Media Bias Score Calculator
Compare USA Today's Bias Rating
USA Today has a bias score of -3.77 on a scale from -42 (very left) to +42 (very right), placing it in the "Middle" category. The scale shows where USA Today stands compared to other major news outlets.
News Outlet Comparison
USA Today
-3.77 (Middle)
40.91 (Reliable)
New York Times
-19.8 (Left)
42.7 (Reliable)
Wall Street Journal
+3.4 (Slightly Right)
39.8 (Reliable)
Fox News
+15.2 (Right)
33.5 (Questionable)
CNN
-7.1 (Left)
37.2 (Reliable)
What Does This Mean?
On the Ad Fontes Media scale, outlets closer to -42 are very left-leaning, while those closer to +42 are very right-leaning. A score of 0 means neutral. USA Today's score of -3.77 is very close to neutral, showing they are one of the least polarized major news outlets.
Why Scores Matter
Media bias isn't just about who they endorse. It's about how they frame stories, which sources they use, what they highlight, and what they leave out. A low bias score means:
- They provide balanced coverage of both sides of an issue
- They use multiple sources, not just those that support their viewpoint
- They focus on facts rather than emotional language
- They don't consistently push one political agenda
Is USA Today a Republican newspaper? The short answer is no - and it never has been. But the question isn’t as simple as it sounds. People ask this because they’re trying to figure out where USA Today stands in today’s polarized media world. Is it biased? Is it fair? And why do some conservatives say it’s liberal while others think it’s just trying to stay neutral?
It started as a middle-ground paper
USA Today launched in 1982 with a clear mission: make national news easy to read for everyday Americans. Its founder, Al Neuharth, wanted to avoid the partisan shouting matches that dominated other papers. So they made a bold rule - no presidential endorsements. Not for Reagan, not for Clinton, not for Bush. For 32 years, they stuck to that. That wasn’t because they were afraid to take a stand. It was because they believed their job was to report facts, not pick sides.
That approach worked. By the early 2000s, USA Today had become one of the most widely read newspapers in the U.S., with a mix of sports, business, and national news. Its audience wasn’t just Democrats or Republicans - it was independents. People who didn’t want to be preached to. People who just wanted to know what happened.
Everything changed in 2016
In September 2016, USA Today broke its own rule.
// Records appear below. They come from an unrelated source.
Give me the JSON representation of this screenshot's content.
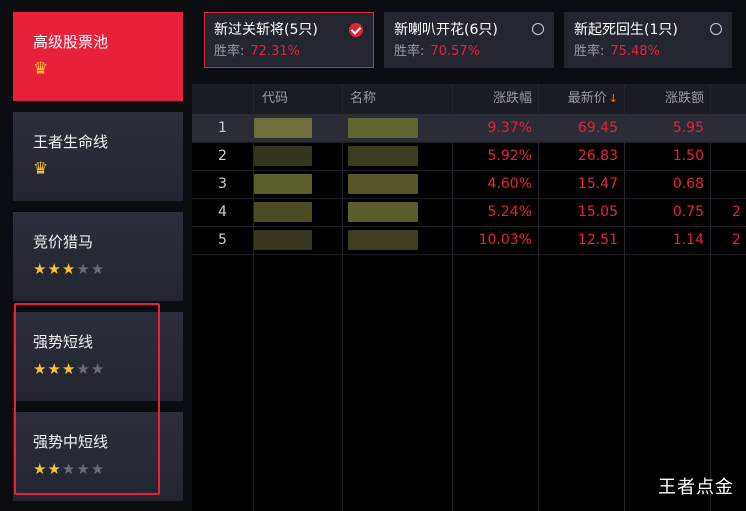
{
  "sidebar": {
    "items": [
      {
        "label": "高级股票池",
        "icon": "crown-icon",
        "active": true
      },
      {
        "label": "王者生命线",
        "icon": "crown-icon",
        "active": false
      },
      {
        "label": "竞价猎马",
        "stars": 3,
        "max_stars": 5
      },
      {
        "label": "强势短线",
        "stars": 3,
        "max_stars": 5
      },
      {
        "label": "强势中短线",
        "stars": 2,
        "max_stars": 5
      }
    ]
  },
  "cards": [
    {
      "title": "新过关斩将(5只)",
      "rate_label": "胜率:",
      "rate_value": "72.31%",
      "selected": true
    },
    {
      "title": "新喇叭开花(6只)",
      "rate_label": "胜率:",
      "rate_value": "70.57%",
      "selected": false
    },
    {
      "title": "新起死回生(1只)",
      "rate_label": "胜率:",
      "rate_value": "75.48%",
      "selected": false
    }
  ],
  "table": {
    "columns": [
      "代码",
      "名称",
      "涨跌幅",
      "最新价",
      "涨跌额"
    ],
    "sort_column": "最新价",
    "sort_direction": "descending",
    "rows": [
      {
        "index": "1",
        "change_pct": "9.37%",
        "price": "69.45",
        "change": "5.95"
      },
      {
        "index": "2",
        "change_pct": "5.92%",
        "price": "26.83",
        "change": "1.50"
      },
      {
        "index": "3",
        "change_pct": "4.60%",
        "price": "15.47",
        "change": "0.68"
      },
      {
        "index": "4",
        "change_pct": "5.24%",
        "price": "15.05",
        "change": "0.75",
        "extra": "2"
      },
      {
        "index": "5",
        "change_pct": "10.03%",
        "price": "12.51",
        "change": "1.14",
        "extra": "2"
      }
    ]
  },
  "watermark": "王者点金",
  "colors": {
    "accent": "#e8213b",
    "gold": "#f6c437",
    "up": "#e8213b"
  }
}
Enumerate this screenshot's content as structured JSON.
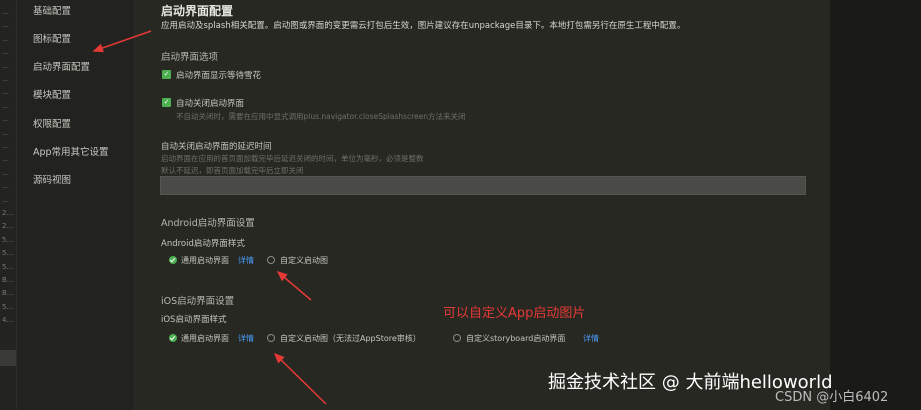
{
  "sidebar": {
    "items": [
      "基础配置",
      "图标配置",
      "启动界面配置",
      "模块配置",
      "权限配置",
      "App常用其它设置",
      "源码视图"
    ],
    "active_index": 2
  },
  "gutter": {
    "lines": [
      "…",
      "…",
      "…",
      "…",
      "…",
      "…",
      "…",
      "…",
      "…",
      "…",
      "…",
      "…",
      "…",
      "…",
      "…",
      "2…",
      "2…",
      "5…",
      "5…",
      "5…",
      "B…",
      "B…",
      "5…",
      "4…"
    ]
  },
  "main": {
    "title": "启动界面配置",
    "description": "应用启动及splash相关配置。启动图或界面的变更需云打包后生效，图片建议存在unpackage目录下。本地打包需另行在原生工程中配置。",
    "splash_options": {
      "header": "启动界面选项",
      "show_waiting": {
        "label": "启动界面显示等待雪花",
        "checked": true
      },
      "auto_close": {
        "label": "自动关闭启动界面",
        "checked": true,
        "hint": "不自动关闭时，需要在应用中显式调用plus.navigator.closeSplashscreen方法来关闭"
      },
      "delay": {
        "label": "自动关闭启动界面的延迟时间",
        "hint1": "启动界面在应用的首页面加载完毕后延迟关闭的时间，单位为毫秒，必须是整数",
        "hint2": "默认不延迟，即首页面加载完毕后立即关闭",
        "value": ""
      }
    },
    "android": {
      "header": "Android启动界面设置",
      "style_label": "Android启动界面样式",
      "opt_common": "通用启动界面",
      "detail_link": "详情",
      "opt_custom": "自定义启动图",
      "selected": "common"
    },
    "ios": {
      "header": "iOS启动界面设置",
      "style_label": "iOS启动界面样式",
      "opt_common": "通用启动界面",
      "detail_link1": "详情",
      "opt_custom": "自定义启动图（无法过AppStore审核）",
      "opt_storyboard": "自定义storyboard启动界面",
      "detail_link2": "详情",
      "selected": "common"
    }
  },
  "annotations": {
    "note": "可以自定义App启动图片",
    "color": "#e53935"
  },
  "watermarks": {
    "line1": "掘金技术社区 @ 大前端helloworld",
    "line2": "CSDN @小白6402"
  },
  "colors": {
    "checked": "#4caf50",
    "link": "#4a9eff"
  }
}
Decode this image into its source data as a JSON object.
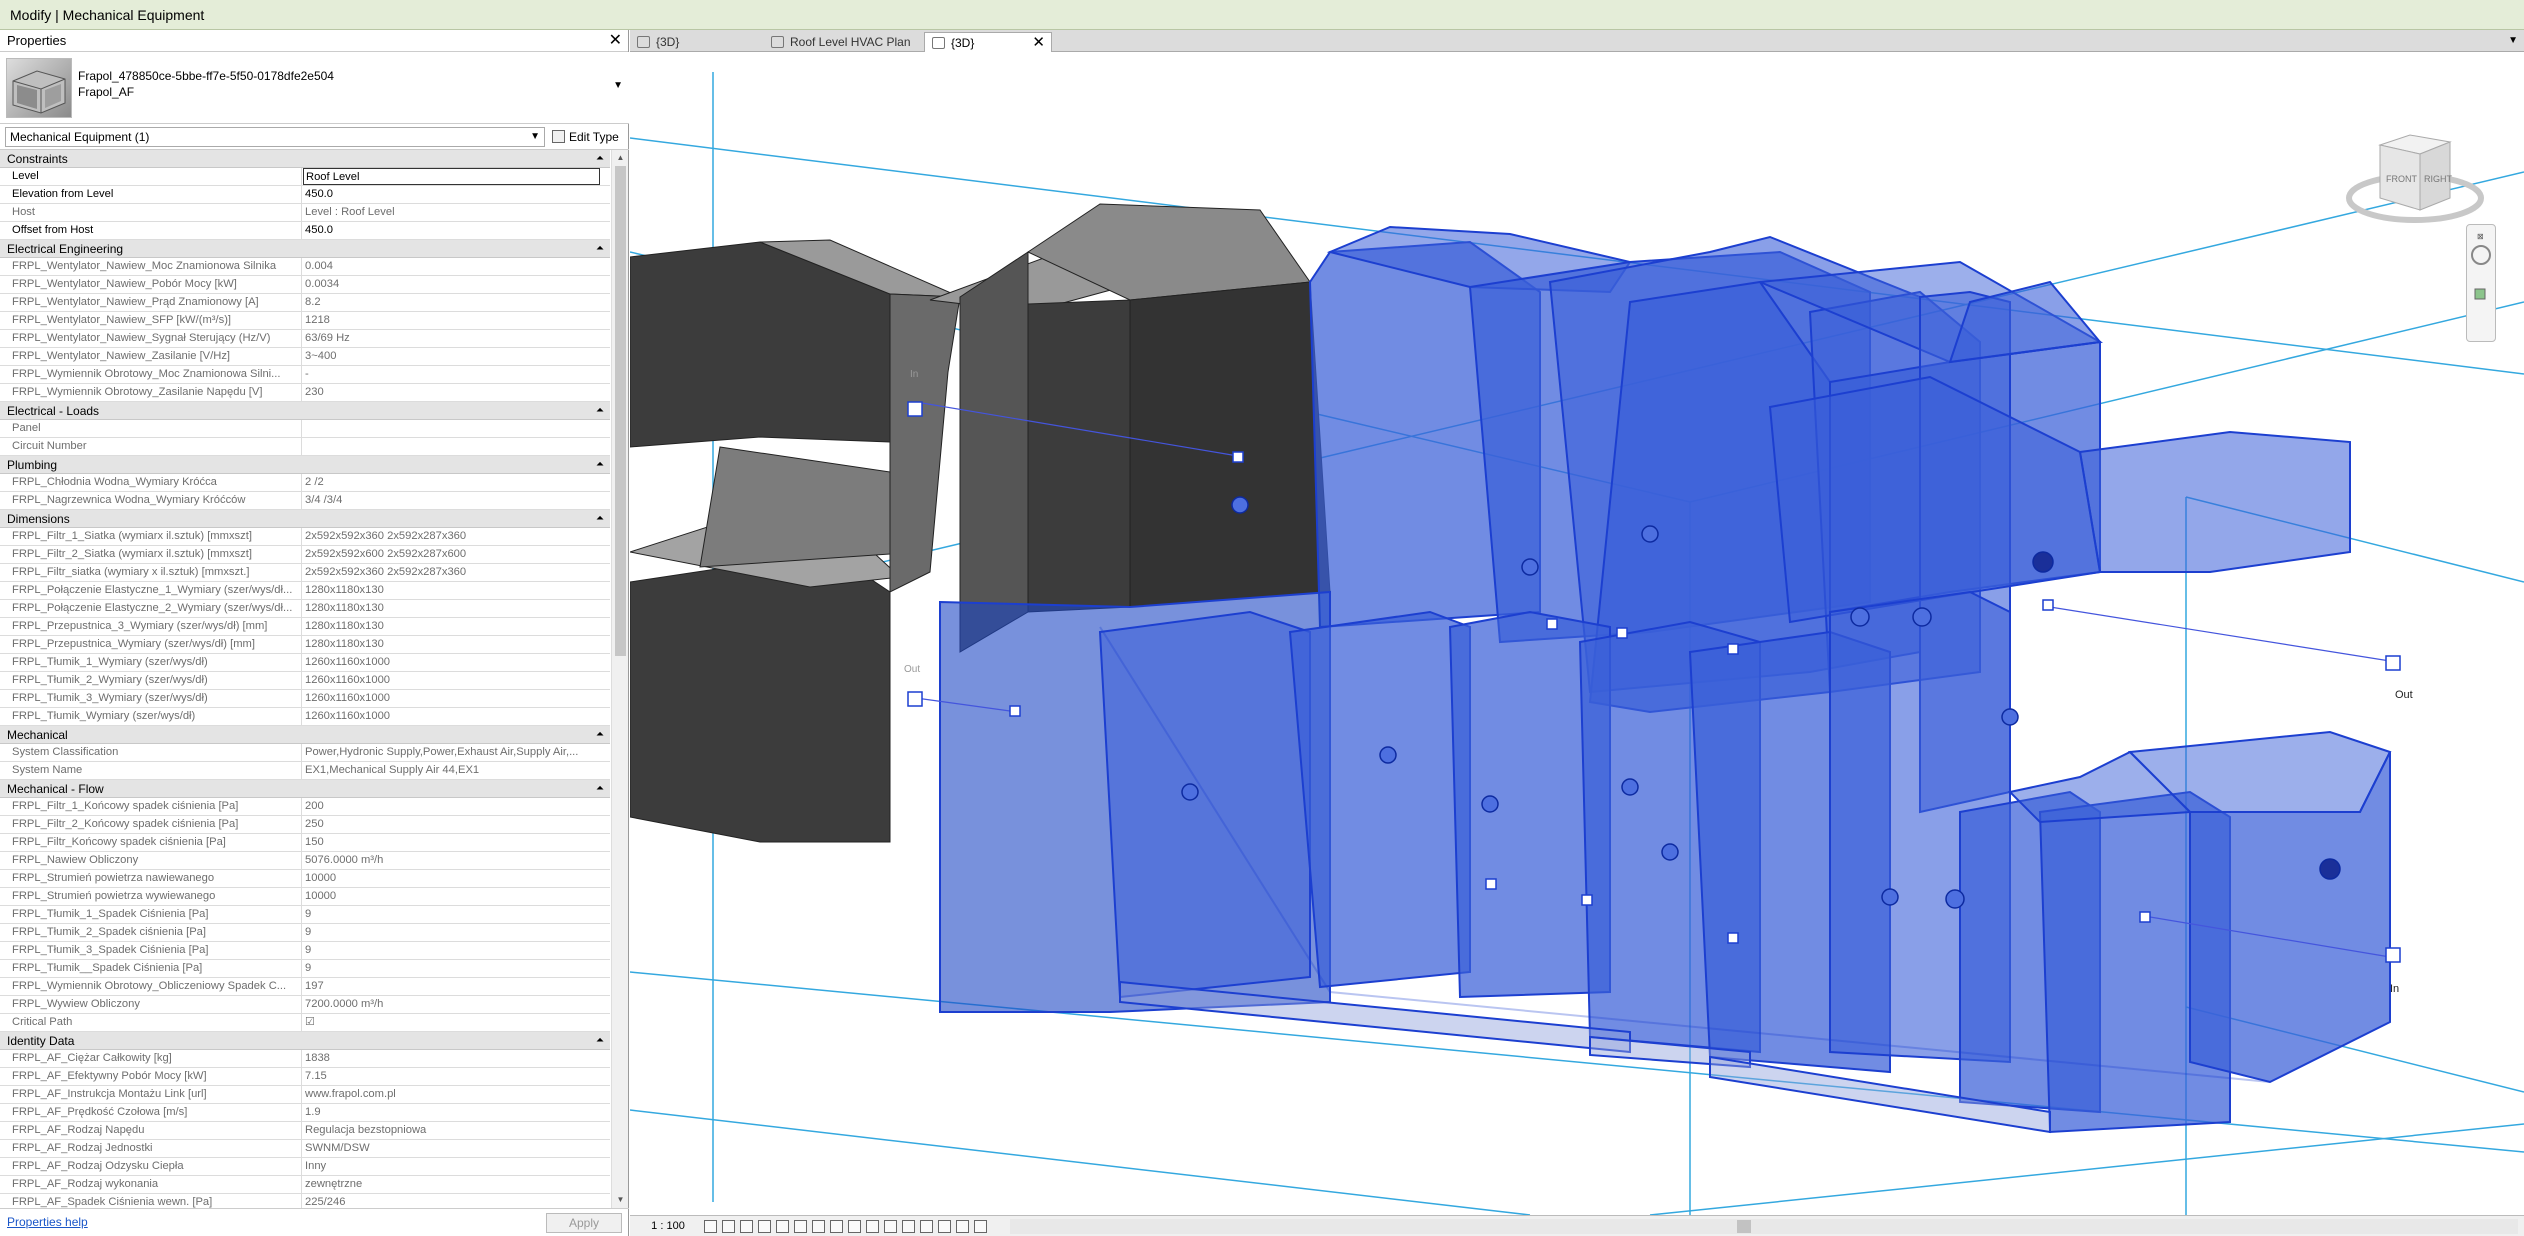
{
  "title": "Modify | Mechanical Equipment",
  "properties": {
    "header": "Properties",
    "type_name_line1": "Frapol_478850ce-5bbe-ff7e-5f50-0178dfe2e504",
    "type_name_line2": "Frapol_AF",
    "filter": "Mechanical Equipment (1)",
    "edit_type": "Edit Type",
    "help": "Properties help",
    "apply": "Apply",
    "sections": [
      {
        "title": "Constraints",
        "rows": [
          {
            "name": "Level",
            "value": "Roof Level",
            "selected": true
          },
          {
            "name": "Elevation from Level",
            "value": "450.0"
          },
          {
            "name": "Host",
            "value": "Level : Roof Level",
            "ro": true
          },
          {
            "name": "Offset from Host",
            "value": "450.0"
          }
        ]
      },
      {
        "title": "Electrical Engineering",
        "rows": [
          {
            "name": "FRPL_Wentylator_Nawiew_Moc Znamionowa Silnika",
            "value": "0.004",
            "ro": true
          },
          {
            "name": "FRPL_Wentylator_Nawiew_Pobór Mocy [kW]",
            "value": "0.0034",
            "ro": true
          },
          {
            "name": "FRPL_Wentylator_Nawiew_Prąd Znamionowy [A]",
            "value": "8.2",
            "ro": true
          },
          {
            "name": "FRPL_Wentylator_Nawiew_SFP [kW/(m³/s)]",
            "value": "1218",
            "ro": true
          },
          {
            "name": "FRPL_Wentylator_Nawiew_Sygnał Sterujący (Hz/V)",
            "value": "63/69 Hz",
            "ro": true
          },
          {
            "name": "FRPL_Wentylator_Nawiew_Zasilanie [V/Hz]",
            "value": "3~400",
            "ro": true
          },
          {
            "name": "FRPL_Wymiennik Obrotowy_Moc Znamionowa Silni...",
            "value": "-",
            "ro": true
          },
          {
            "name": "FRPL_Wymiennik Obrotowy_Zasilanie Napędu [V]",
            "value": "230",
            "ro": true
          }
        ]
      },
      {
        "title": "Electrical - Loads",
        "rows": [
          {
            "name": "Panel",
            "value": "",
            "ro": true
          },
          {
            "name": "Circuit Number",
            "value": "",
            "ro": true
          }
        ]
      },
      {
        "title": "Plumbing",
        "rows": [
          {
            "name": "FRPL_Chłodnia Wodna_Wymiary Króćca",
            "value": "2 /2",
            "ro": true
          },
          {
            "name": "FRPL_Nagrzewnica Wodna_Wymiary Króćców",
            "value": "3/4 /3/4",
            "ro": true
          }
        ]
      },
      {
        "title": "Dimensions",
        "rows": [
          {
            "name": "FRPL_Filtr_1_Siatka (wymiarx il.sztuk) [mmxszt]",
            "value": "2x592x592x360 2x592x287x360",
            "ro": true
          },
          {
            "name": "FRPL_Filtr_2_Siatka (wymiarx il.sztuk) [mmxszt]",
            "value": "2x592x592x600 2x592x287x600",
            "ro": true
          },
          {
            "name": "FRPL_Filtr_siatka (wymiary x il.sztuk) [mmxszt.]",
            "value": "2x592x592x360 2x592x287x360",
            "ro": true
          },
          {
            "name": "FRPL_Połączenie Elastyczne_1_Wymiary (szer/wys/dł...",
            "value": "1280x1180x130",
            "ro": true
          },
          {
            "name": "FRPL_Połączenie Elastyczne_2_Wymiary (szer/wys/dł...",
            "value": "1280x1180x130",
            "ro": true
          },
          {
            "name": "FRPL_Przepustnica_3_Wymiary (szer/wys/dł) [mm]",
            "value": "1280x1180x130",
            "ro": true
          },
          {
            "name": "FRPL_Przepustnica_Wymiary (szer/wys/dł) [mm]",
            "value": "1280x1180x130",
            "ro": true
          },
          {
            "name": "FRPL_Tłumik_1_Wymiary (szer/wys/dł)",
            "value": "1260x1160x1000",
            "ro": true
          },
          {
            "name": "FRPL_Tłumik_2_Wymiary (szer/wys/dł)",
            "value": "1260x1160x1000",
            "ro": true
          },
          {
            "name": "FRPL_Tłumik_3_Wymiary (szer/wys/dł)",
            "value": "1260x1160x1000",
            "ro": true
          },
          {
            "name": "FRPL_Tłumik_Wymiary (szer/wys/dł)",
            "value": "1260x1160x1000",
            "ro": true
          }
        ]
      },
      {
        "title": "Mechanical",
        "rows": [
          {
            "name": "System Classification",
            "value": "Power,Hydronic Supply,Power,Exhaust Air,Supply Air,...",
            "ro": true
          },
          {
            "name": "System Name",
            "value": "EX1,Mechanical Supply Air 44,EX1",
            "ro": true
          }
        ]
      },
      {
        "title": "Mechanical - Flow",
        "rows": [
          {
            "name": "FRPL_Filtr_1_Końcowy spadek ciśnienia [Pa]",
            "value": "200",
            "ro": true
          },
          {
            "name": "FRPL_Filtr_2_Końcowy spadek ciśnienia [Pa]",
            "value": "250",
            "ro": true
          },
          {
            "name": "FRPL_Filtr_Końcowy spadek ciśnienia [Pa]",
            "value": "150",
            "ro": true
          },
          {
            "name": "FRPL_Nawiew Obliczony",
            "value": "5076.0000 m³/h",
            "ro": true
          },
          {
            "name": "FRPL_Strumień powietrza nawiewanego",
            "value": "10000",
            "ro": true
          },
          {
            "name": "FRPL_Strumień powietrza wywiewanego",
            "value": "10000",
            "ro": true
          },
          {
            "name": "FRPL_Tłumik_1_Spadek Ciśnienia [Pa]",
            "value": "9",
            "ro": true
          },
          {
            "name": "FRPL_Tłumik_2_Spadek ciśnienia [Pa]",
            "value": "9",
            "ro": true
          },
          {
            "name": "FRPL_Tłumik_3_Spadek Ciśnienia [Pa]",
            "value": "9",
            "ro": true
          },
          {
            "name": "FRPL_Tłumik__Spadek Ciśnienia [Pa]",
            "value": "9",
            "ro": true
          },
          {
            "name": "FRPL_Wymiennik Obrotowy_Obliczeniowy Spadek C...",
            "value": "197",
            "ro": true
          },
          {
            "name": "FRPL_Wywiew Obliczony",
            "value": "7200.0000 m³/h",
            "ro": true
          },
          {
            "name": "Critical Path",
            "value": "☑",
            "ro": true
          }
        ]
      },
      {
        "title": "Identity Data",
        "rows": [
          {
            "name": "FRPL_AF_Ciężar Całkowity [kg]",
            "value": "1838",
            "ro": true
          },
          {
            "name": "FRPL_AF_Efektywny Pobór Mocy [kW]",
            "value": "7.15",
            "ro": true
          },
          {
            "name": "FRPL_AF_Instrukcja Montażu Link [url]",
            "value": "www.frapol.com.pl",
            "ro": true
          },
          {
            "name": "FRPL_AF_Prędkość Czołowa [m/s]",
            "value": "1.9",
            "ro": true
          },
          {
            "name": "FRPL_AF_Rodzaj Napędu",
            "value": "Regulacja bezstopniowa",
            "ro": true
          },
          {
            "name": "FRPL_AF_Rodzaj Jednostki",
            "value": "SWNM/DSW",
            "ro": true
          },
          {
            "name": "FRPL_AF_Rodzaj Odzysku Ciepła",
            "value": "Inny",
            "ro": true
          },
          {
            "name": "FRPL_AF_Rodzaj wykonania",
            "value": "zewnętrzne",
            "ro": true
          },
          {
            "name": "FRPL_AF_Spadek Ciśnienia wewn. [Pa]",
            "value": "225/246",
            "ro": true
          }
        ]
      }
    ]
  },
  "tabs": [
    {
      "label": "{3D}",
      "active": false
    },
    {
      "label": "Roof Level HVAC Plan",
      "active": false
    },
    {
      "label": "{3D}",
      "active": true
    }
  ],
  "viewport": {
    "labels": {
      "out_right": "Out",
      "in_right": "In",
      "out_left": "Out",
      "in_left": "In"
    },
    "viewcube": {
      "front": "FRONT",
      "right": "RIGHT"
    },
    "scale": "1 : 100"
  },
  "colors": {
    "equipment_blue": "#3a5fd8",
    "duct_dark": "#3c3c3c",
    "title_bg": "#e4edd8",
    "guide_line": "#34a8df"
  }
}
The editorial board published a rare, blunt op-ed titled “Donald Trump is unfit for the presidency.” They didn’t endorse Hillary Clinton. They didn’t even say who to vote for. They just said Trump was dangerous. It was the first time in their history they’d publicly condemned a candidate like that.
Why? Because they believed the campaign had crossed a line. The language, the attacks, the disregard for norms - it wasn’t politics as usual. The board said they’d spent years debating this. They’d voted multiple times to keep the no-endorsement policy. But in 2016, they felt they had no choice.
Then, in 2020, they did something even more historic: they formally endorsed Joe Biden. It was their first-ever presidential endorsement. That shocked a lot of people. Conservatives saw it as proof the paper had turned liberal. Liberals cheered it as a long-overdue stand.
But then they pulled back - in 2024
Fast forward to October 2024. USA Today announced they wouldn’t endorse any candidate in the presidential election. Not Trump. Not Biden. Not anyone.
This wasn’t a flip-flop. It was a strategic retreat. After the backlash from endorsing Biden, they realized their credibility was eroding - especially among Republicans. Their audience was shrinking on the right. So they decided to go back to what they once did best: report without picking a winner.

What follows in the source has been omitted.